The amazing thing is, while Buffett may be nervous, the rest of us can invest in this new industry BEFORE the old money realizes what hit them.

KPMG advises we're "on the cusp of revolutionary change" coming much "sooner than you think."

Even one legendary MIT professor had to recant his position that the technology was "beyond the capability of computer science." (He recently confessed to The Wall Street Journal that he's now a believer and amazed "how quickly this technology caught on.")

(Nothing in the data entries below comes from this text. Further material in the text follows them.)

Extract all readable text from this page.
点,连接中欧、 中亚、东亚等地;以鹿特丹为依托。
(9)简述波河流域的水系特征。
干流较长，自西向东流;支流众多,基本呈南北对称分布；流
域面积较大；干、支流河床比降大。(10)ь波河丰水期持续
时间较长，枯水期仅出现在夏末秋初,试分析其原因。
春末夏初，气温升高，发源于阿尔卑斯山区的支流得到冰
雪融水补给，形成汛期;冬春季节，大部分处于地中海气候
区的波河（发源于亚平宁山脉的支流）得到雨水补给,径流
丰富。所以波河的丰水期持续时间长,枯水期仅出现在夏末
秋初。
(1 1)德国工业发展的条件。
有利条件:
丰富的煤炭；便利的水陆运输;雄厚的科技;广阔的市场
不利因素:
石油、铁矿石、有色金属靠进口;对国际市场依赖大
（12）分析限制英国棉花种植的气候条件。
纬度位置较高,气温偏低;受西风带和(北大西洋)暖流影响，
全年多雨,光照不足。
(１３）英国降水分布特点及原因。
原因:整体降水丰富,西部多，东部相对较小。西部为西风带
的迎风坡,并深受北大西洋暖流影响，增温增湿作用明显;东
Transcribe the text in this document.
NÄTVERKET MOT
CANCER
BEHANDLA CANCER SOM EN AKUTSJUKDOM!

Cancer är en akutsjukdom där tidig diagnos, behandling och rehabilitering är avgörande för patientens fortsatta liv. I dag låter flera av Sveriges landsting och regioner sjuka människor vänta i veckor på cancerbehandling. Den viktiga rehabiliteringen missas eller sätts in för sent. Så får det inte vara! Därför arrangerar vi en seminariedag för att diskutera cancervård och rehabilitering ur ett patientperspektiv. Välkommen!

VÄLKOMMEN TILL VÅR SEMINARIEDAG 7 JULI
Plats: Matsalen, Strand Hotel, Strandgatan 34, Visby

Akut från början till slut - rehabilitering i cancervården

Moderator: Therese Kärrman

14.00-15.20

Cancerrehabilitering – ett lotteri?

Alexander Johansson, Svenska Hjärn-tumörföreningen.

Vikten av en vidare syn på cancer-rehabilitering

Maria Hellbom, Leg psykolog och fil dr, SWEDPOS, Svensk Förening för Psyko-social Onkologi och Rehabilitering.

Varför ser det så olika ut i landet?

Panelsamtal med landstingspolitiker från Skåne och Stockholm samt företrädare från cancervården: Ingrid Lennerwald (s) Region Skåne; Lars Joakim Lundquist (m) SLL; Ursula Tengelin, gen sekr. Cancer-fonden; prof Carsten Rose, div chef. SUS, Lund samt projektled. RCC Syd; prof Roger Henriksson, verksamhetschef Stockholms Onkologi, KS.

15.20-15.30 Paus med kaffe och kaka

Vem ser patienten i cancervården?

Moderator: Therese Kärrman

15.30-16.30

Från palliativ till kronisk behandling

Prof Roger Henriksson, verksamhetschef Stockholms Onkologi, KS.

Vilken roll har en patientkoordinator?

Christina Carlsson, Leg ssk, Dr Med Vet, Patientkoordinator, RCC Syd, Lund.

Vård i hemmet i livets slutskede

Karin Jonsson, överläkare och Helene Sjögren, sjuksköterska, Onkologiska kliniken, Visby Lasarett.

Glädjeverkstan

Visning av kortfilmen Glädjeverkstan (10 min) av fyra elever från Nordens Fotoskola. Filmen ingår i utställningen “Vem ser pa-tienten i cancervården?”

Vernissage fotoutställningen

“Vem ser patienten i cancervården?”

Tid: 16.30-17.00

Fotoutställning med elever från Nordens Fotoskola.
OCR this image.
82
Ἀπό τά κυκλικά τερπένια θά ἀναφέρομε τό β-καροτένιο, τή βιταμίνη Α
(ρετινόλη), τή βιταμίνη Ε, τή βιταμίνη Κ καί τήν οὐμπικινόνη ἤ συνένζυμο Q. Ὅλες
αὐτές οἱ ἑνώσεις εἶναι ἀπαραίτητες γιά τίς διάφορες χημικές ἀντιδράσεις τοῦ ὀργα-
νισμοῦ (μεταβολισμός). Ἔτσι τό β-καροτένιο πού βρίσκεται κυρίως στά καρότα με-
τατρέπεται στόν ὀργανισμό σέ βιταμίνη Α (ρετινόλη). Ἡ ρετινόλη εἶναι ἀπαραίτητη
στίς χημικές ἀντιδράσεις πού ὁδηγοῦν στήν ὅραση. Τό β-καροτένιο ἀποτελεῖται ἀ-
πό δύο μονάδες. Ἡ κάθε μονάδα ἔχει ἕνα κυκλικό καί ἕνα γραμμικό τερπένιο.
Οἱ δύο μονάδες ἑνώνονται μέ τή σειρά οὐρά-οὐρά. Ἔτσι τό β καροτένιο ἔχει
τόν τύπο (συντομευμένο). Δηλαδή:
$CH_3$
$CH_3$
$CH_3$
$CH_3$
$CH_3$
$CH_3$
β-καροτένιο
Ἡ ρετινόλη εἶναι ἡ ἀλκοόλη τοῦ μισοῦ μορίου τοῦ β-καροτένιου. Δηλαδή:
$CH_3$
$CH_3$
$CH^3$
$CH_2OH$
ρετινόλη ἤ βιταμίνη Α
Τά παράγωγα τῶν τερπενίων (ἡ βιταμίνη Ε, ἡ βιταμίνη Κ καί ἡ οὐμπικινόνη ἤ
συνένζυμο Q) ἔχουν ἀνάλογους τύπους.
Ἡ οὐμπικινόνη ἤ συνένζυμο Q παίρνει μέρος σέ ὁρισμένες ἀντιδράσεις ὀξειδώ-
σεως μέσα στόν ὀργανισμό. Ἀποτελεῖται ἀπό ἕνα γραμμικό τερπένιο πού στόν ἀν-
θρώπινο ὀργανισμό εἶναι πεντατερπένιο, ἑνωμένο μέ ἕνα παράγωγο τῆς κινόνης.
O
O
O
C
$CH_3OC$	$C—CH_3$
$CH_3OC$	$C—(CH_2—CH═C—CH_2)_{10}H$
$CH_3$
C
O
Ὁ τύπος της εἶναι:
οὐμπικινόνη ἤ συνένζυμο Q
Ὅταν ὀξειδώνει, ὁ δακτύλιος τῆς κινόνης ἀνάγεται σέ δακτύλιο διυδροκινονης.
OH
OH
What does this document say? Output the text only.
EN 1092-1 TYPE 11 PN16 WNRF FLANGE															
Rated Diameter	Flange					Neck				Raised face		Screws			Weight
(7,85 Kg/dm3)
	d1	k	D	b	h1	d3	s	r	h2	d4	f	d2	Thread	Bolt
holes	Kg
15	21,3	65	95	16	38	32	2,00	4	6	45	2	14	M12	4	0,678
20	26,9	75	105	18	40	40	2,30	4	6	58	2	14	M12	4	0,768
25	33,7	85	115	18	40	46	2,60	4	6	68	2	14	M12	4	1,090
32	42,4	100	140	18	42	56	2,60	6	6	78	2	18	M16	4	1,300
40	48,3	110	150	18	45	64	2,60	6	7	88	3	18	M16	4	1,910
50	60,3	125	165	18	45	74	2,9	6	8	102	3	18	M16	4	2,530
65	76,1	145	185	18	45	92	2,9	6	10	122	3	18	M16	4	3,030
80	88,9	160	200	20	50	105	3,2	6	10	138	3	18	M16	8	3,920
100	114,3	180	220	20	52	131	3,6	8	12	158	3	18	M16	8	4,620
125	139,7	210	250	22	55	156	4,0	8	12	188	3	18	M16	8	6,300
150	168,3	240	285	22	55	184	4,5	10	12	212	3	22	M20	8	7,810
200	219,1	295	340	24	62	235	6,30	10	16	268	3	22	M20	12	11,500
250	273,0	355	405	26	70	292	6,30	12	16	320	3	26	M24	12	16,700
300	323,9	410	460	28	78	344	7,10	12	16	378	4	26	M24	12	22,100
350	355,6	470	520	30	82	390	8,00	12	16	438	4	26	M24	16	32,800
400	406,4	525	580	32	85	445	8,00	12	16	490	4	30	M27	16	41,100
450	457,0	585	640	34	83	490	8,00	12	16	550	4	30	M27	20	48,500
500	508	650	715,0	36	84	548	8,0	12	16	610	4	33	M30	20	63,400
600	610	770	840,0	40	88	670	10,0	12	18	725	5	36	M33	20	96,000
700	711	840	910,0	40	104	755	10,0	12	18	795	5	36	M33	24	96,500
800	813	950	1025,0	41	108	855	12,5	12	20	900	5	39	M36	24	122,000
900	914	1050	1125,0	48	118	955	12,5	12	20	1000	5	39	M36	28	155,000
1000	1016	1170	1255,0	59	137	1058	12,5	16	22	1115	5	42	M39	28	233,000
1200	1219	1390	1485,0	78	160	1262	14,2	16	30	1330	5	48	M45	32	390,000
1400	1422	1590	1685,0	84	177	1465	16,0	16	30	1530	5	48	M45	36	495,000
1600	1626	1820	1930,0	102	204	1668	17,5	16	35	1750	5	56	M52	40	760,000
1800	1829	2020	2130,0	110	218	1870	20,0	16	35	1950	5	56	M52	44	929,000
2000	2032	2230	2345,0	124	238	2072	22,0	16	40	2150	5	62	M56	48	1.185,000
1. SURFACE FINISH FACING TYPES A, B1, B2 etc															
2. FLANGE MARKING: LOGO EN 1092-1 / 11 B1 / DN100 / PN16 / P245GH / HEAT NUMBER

Yet according to one J.D. Power and Associates survey, only 1 in 5 Americans are even interested in this technology, much less ready to invest in it. Needless to say, you haven't missed your window of opportunity. 

Think about how many amazing technologies you've watched soar to new heights while you kick yourself thinking, "I knew about that technology before everyone was talking about it, but I just sat on my hands." 

Don't let that happen again. This time, it should be your family telling you, "I can't believe you knew about and invested in that technology so early on."

That's why I hope you take just a few minutes to access the exclusive research our team of analysts has put together on this industry and the one stock positioned to capitalize on this major shift.

Click here to learn about this incredible technology before Buffett stops being scared and starts buying!

David Hanson owns shares of Berkshire Hathaway and American Express. The Motley Fool recommends and owns shares of Berkshire Hathaway, Google, and Coca-Cola.We Fools don't all hold the same opinions, but we all believe that considering a diverse range of insights makes us better investors. The Motley Fool has a disclosure policy.